Durante un día y una noche cavé a través de las raíces. Por la mañana el hoyo estuvo terminado. Era profundo y estrecho. Allí arrojé los tres cuerpos, uno arriba del otro. A toditos los besé, no se crea. Y por último puse la biblia en las manos de mi hermano. El infeliz parecía uno de esos santos de las figuritas… Después de tapar el hoyo bajé al embarcadero, donde me estaban esperando para traerme en helicóptero hasta este lugar. Doce años atrás, doctor. Doce años.

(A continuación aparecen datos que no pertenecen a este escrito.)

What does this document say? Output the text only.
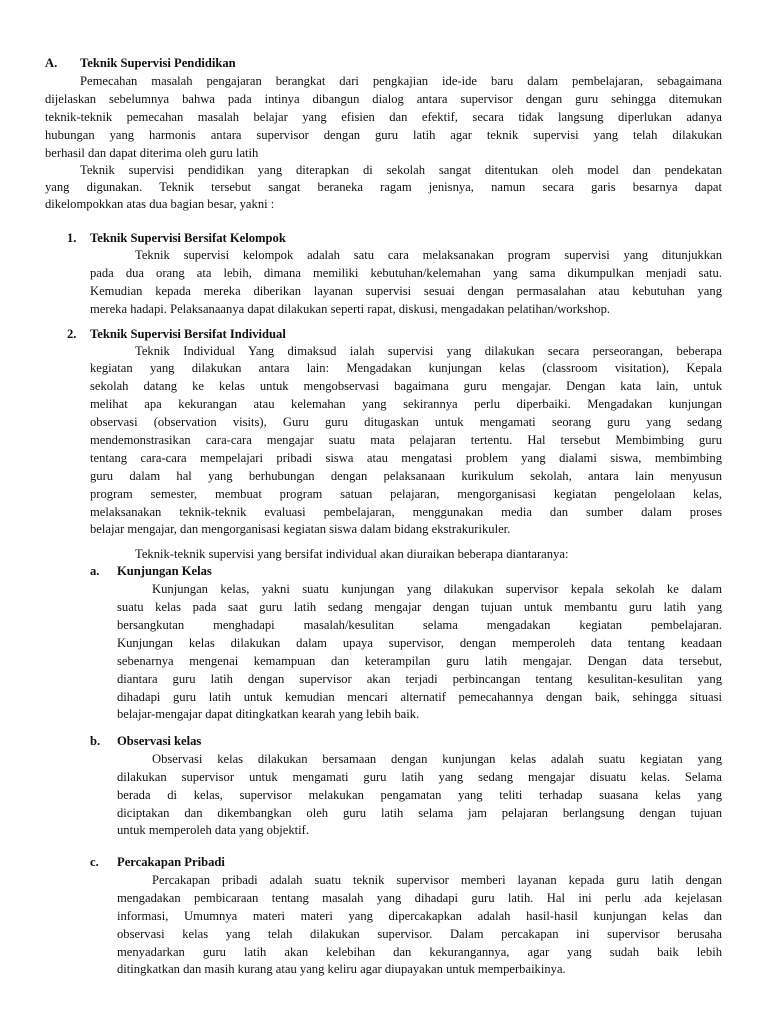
A. Teknik Supervisi Pendidikan
Pemecahan masalah pengajaran berangkat dari pengkajian ide-ide baru dalam pembelajaran, sebagaimana
dijelaskan sebelumnya bahwa pada intinya dibangun dialog antara supervisor dengan guru sehingga ditemukan
teknik-teknik pemecahan masalah belajar yang efisien dan efektif, secara tidak langsung diperlukan adanya
hubungan yang harmonis antara supervisor dengan guru latih agar teknik supervisi yang telah dilakukan
berhasil dan dapat diterima oleh guru latih
Teknik supervisi pendidikan yang diterapkan di sekolah sangat ditentukan oleh model dan pendekatan
yang digunakan. Teknik tersebut sangat beraneka ragam jenisnya, namun secara garis besarnya dapat
dikelompokkan atas dua bagian besar, yakni :
1. Teknik Supervisi Bersifat Kelompok
Teknik supervisi kelompok adalah satu cara melaksanakan program supervisi yang ditunjukkan
pada dua orang ata lebih, dimana memiliki kebutuhan/kelemahan yang sama dikumpulkan menjadi satu.
Kemudian kepada mereka diberikan layanan supervisi sesuai dengan permasalahan atau kebutuhan yang
mereka hadapi. Pelaksanaanya dapat dilakukan seperti rapat, diskusi, mengadakan pelatihan/workshop.
2. Teknik Supervisi Bersifat Individual
Teknik Individual Yang dimaksud ialah supervisi yang dilakukan secara perseorangan, beberapa
kegiatan yang dilakukan antara lain: Mengadakan kunjungan kelas (classroom visitation), Kepala
sekolah datang ke kelas untuk mengobservasi bagaimana guru mengajar. Dengan kata lain, untuk
melihat apa kekurangan atau kelemahan yang sekirannya perlu diperbaiki. Mengadakan kunjungan
observasi (observation visits), Guru guru ditugaskan untuk mengamati seorang guru yang sedang
mendemonstrasikan cara-cara mengajar suatu mata pelajaran tertentu. Hal tersebut Membimbing guru
tentang cara-cara mempelajari pribadi siswa atau mengatasi problem yang dialami siswa, membimbing
guru dalam hal yang berhubungan dengan pelaksanaan kurikulum sekolah, antara lain menyusun
program semester, membuat program satuan pelajaran, mengorganisasi kegiatan pengelolaan kelas,
melaksanakan teknik-teknik evaluasi pembelajaran, menggunakan media dan sumber dalam proses
belajar mengajar, dan mengorganisasi kegiatan siswa dalam bidang ekstrakurikuler.
Teknik-teknik supervisi yang bersifat individual akan diuraikan beberapa diantaranya:
a. Kunjungan Kelas
Kunjungan kelas, yakni suatu kunjungan yang dilakukan supervisor kepala sekolah ke dalam
suatu kelas pada saat guru latih sedang mengajar dengan tujuan untuk membantu guru latih yang
bersangkutan menghadapi masalah/kesulitan selama mengadakan kegiatan pembelajaran.
Kunjungan kelas dilakukan dalam upaya supervisor, dengan memperoleh data tentang keadaan
sebenarnya mengenai kemampuan dan keterampilan guru latih mengajar. Dengan data tersebut,
diantara guru latih dengan supervisor akan terjadi perbincangan tentang kesulitan-kesulitan yang
dihadapi guru latih untuk kemudian mencari alternatif pemecahannya dengan baik, sehingga situasi
belajar-mengajar dapat ditingkatkan kearah yang lebih baik.
b. Observasi kelas
Observasi kelas dilakukan bersamaan dengan kunjungan kelas adalah suatu kegiatan yang
dilakukan supervisor untuk mengamati guru latih yang sedang mengajar disuatu kelas. Selama
berada di kelas, supervisor melakukan pengamatan yang teliti terhadap suasana kelas yang
diciptakan dan dikembangkan oleh guru latih selama jam pelajaran berlangsung dengan tujuan
untuk memperoleh data yang objektif.
c. Percakapan Pribadi
Percakapan pribadi adalah suatu teknik supervisor memberi layanan kepada guru latih dengan
mengadakan pembicaraan tentang masalah yang dihadapi guru latih. Hal ini perlu ada kejelasan
informasi, Umumnya materi materi yang dipercakapkan adalah hasil-hasil kunjungan kelas dan
observasi kelas yang telah dilakukan supervisor. Dalam percakapan ini supervisor berusaha
menyadarkan guru latih akan kelebihan dan kekurangannya, agar yang sudah baik lebih
ditingkatkan dan masih kurang atau yang keliru agar diupayakan untuk memperbaikinya.
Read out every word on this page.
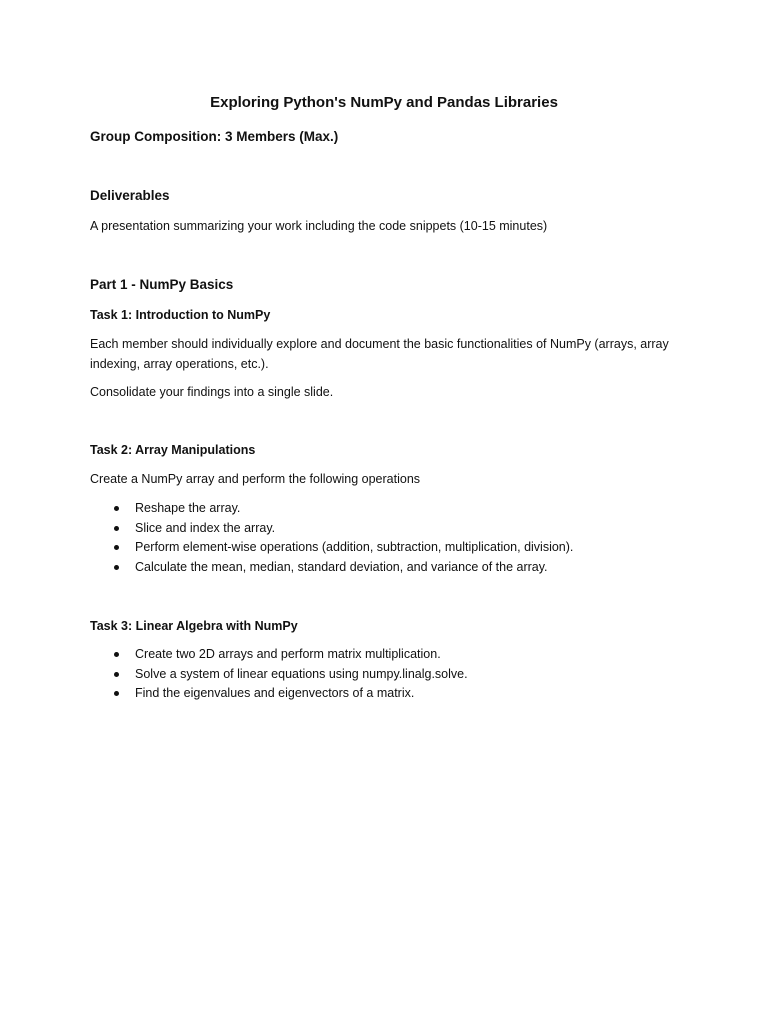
Exploring Python's NumPy and Pandas Libraries

Group Composition: 3 Members (Max.)

Deliverables

A presentation summarizing your work including the code snippets (10-15 minutes)

Part 1 - NumPy Basics

Task 1: Introduction to NumPy

Each member should individually explore and document the basic functionalities of NumPy (arrays, array indexing, array operations, etc.).

Consolidate your findings into a single slide.

Task 2: Array Manipulations

Create a NumPy array and perform the following operations

Reshape the array.
Slice and index the array.
Perform element-wise operations (addition, subtraction, multiplication, division).
Calculate the mean, median, standard deviation, and variance of the array.

Task 3: Linear Algebra with NumPy

Create two 2D arrays and perform matrix multiplication.
Solve a system of linear equations using numpy.linalg.solve.
Find the eigenvalues and eigenvectors of a matrix.
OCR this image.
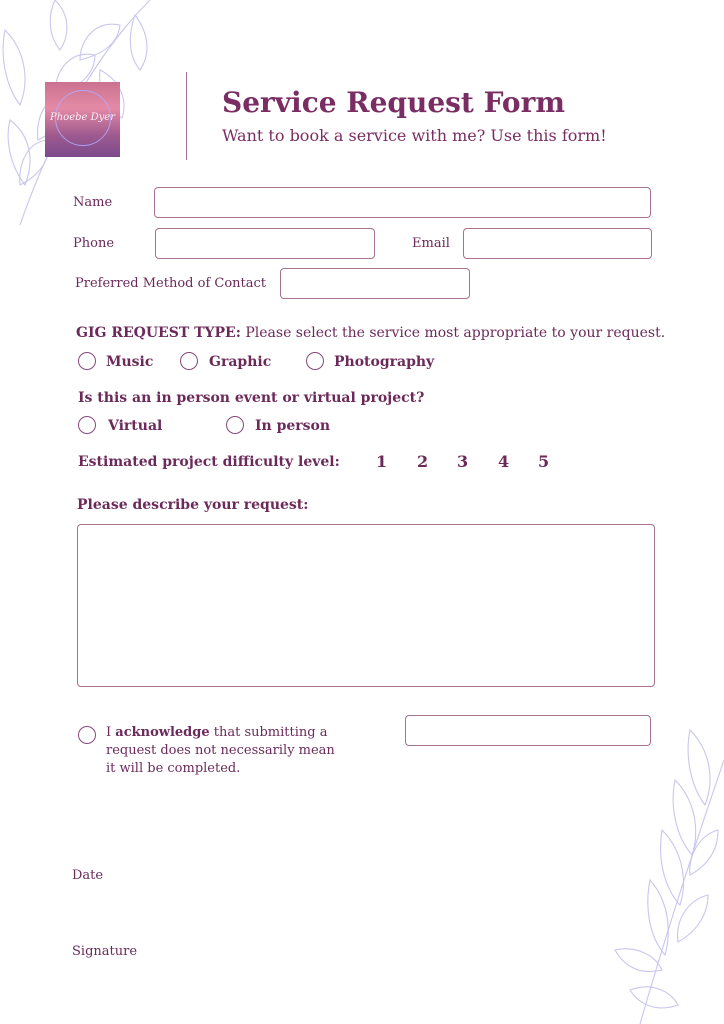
Phoebe Dyer	Service Request Form
Want to book a service with me? Use this form!
Name
Phone	Email
Preferred Method of Contact
GIG REQUEST TYPE: Please select the service most appropriate to your request.
Music	Graphic	Photography
Is this an in person event or virtual project?
Virtual	In person
Estimated project difficulty level: 1 2 3 4 5
Please describe your request:
I acknowledge that submitting a request does not necessarily mean it will be completed.
Date
Signature
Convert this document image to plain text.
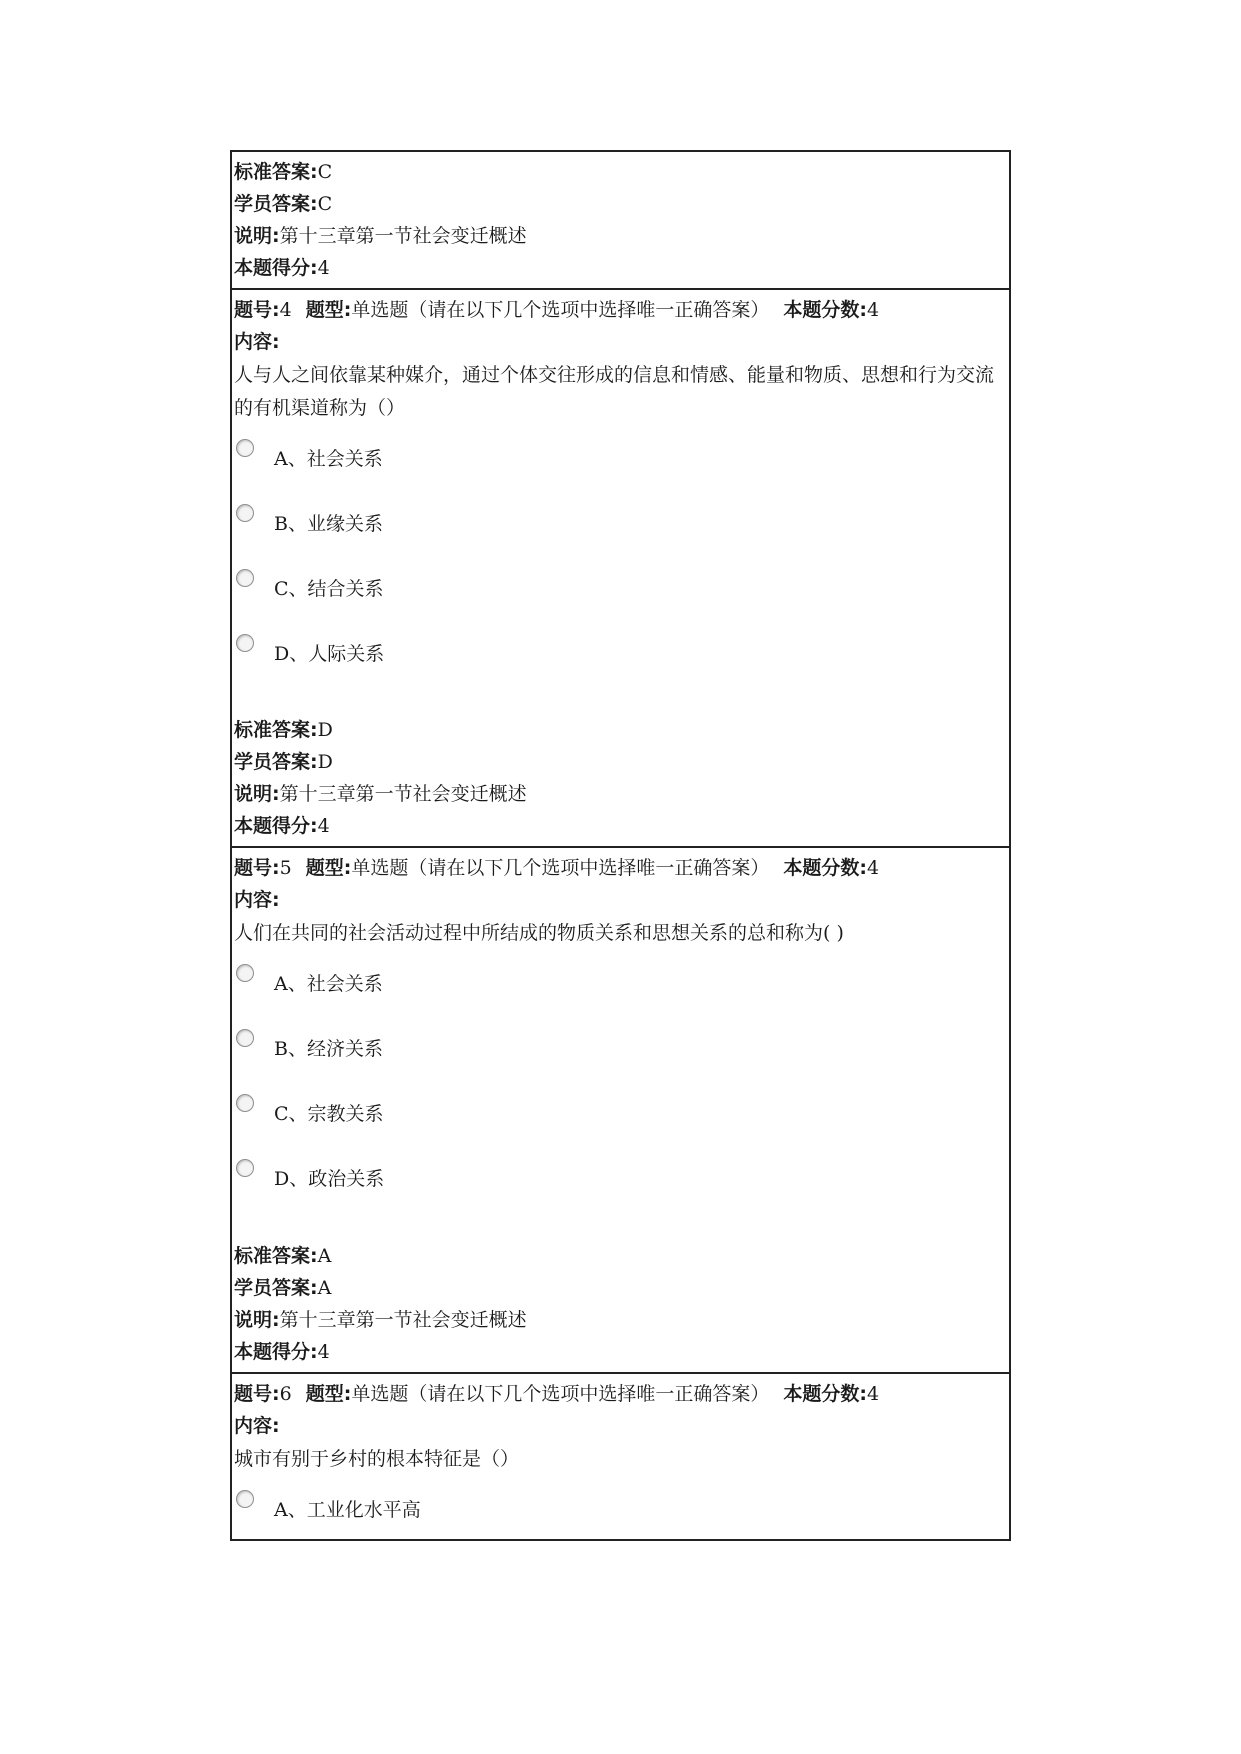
标准答案:C
学员答案:C
说明:第十三章第一节社会变迁概述
本题得分:4
题号:4 题型:单选题（请在以下几个选项中选择唯一正确答案） 本题分数:4
内容:
人与人之间依靠某种媒介，通过个体交往形成的信息和情感、能量和物质、思想和行为交流的有机渠道称为（）
A、社会关系
B、业缘关系
C、结合关系
D、人际关系
标准答案:D
学员答案:D
说明:第十三章第一节社会变迁概述
本题得分:4
题号:5 题型:单选题（请在以下几个选项中选择唯一正确答案） 本题分数:4
内容:
人们在共同的社会活动过程中所结成的物质关系和思想关系的总和称为( )
A、社会关系
B、经济关系
C、宗教关系
D、政治关系
标准答案:A
学员答案:A
说明:第十三章第一节社会变迁概述
本题得分:4
题号:6 题型:单选题（请在以下几个选项中选择唯一正确答案） 本题分数:4
内容:
城市有别于乡村的根本特征是（）
A、工业化水平高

La selva es un animal sorprendente, capaz de reponerse de cualquier mal mucho más rápido que los hombres. Usted debe saber muy bien por qué: el corazón es capaz de sentir amor. Por eso, antes de partir le debo hacer la siguiente pregunta, y le ruego que medite muy bien su respuesta: ¿verdad o amor?

Kovayashi supo de inmediato que su vida dependía de lo que respondiera. Nikola, que había escuchado atentamente las palabras del Sr. X, tocó dos veces la rodilla del doctor. Entonces, la respuesta surgió naturalmente como un último suspiro.

- “Amor.”

Itzaac ingresó a la celda con las pupilas dilatadas, como un felino salvaje que ignora la esencia de la oscuridad. Disparó una sola vez. Luego, el Sr. X y el guardia abandonaron la celda. Tras de sí, la puerta abierta dejaba ver el cuerpo del doctor yaciente en el barro.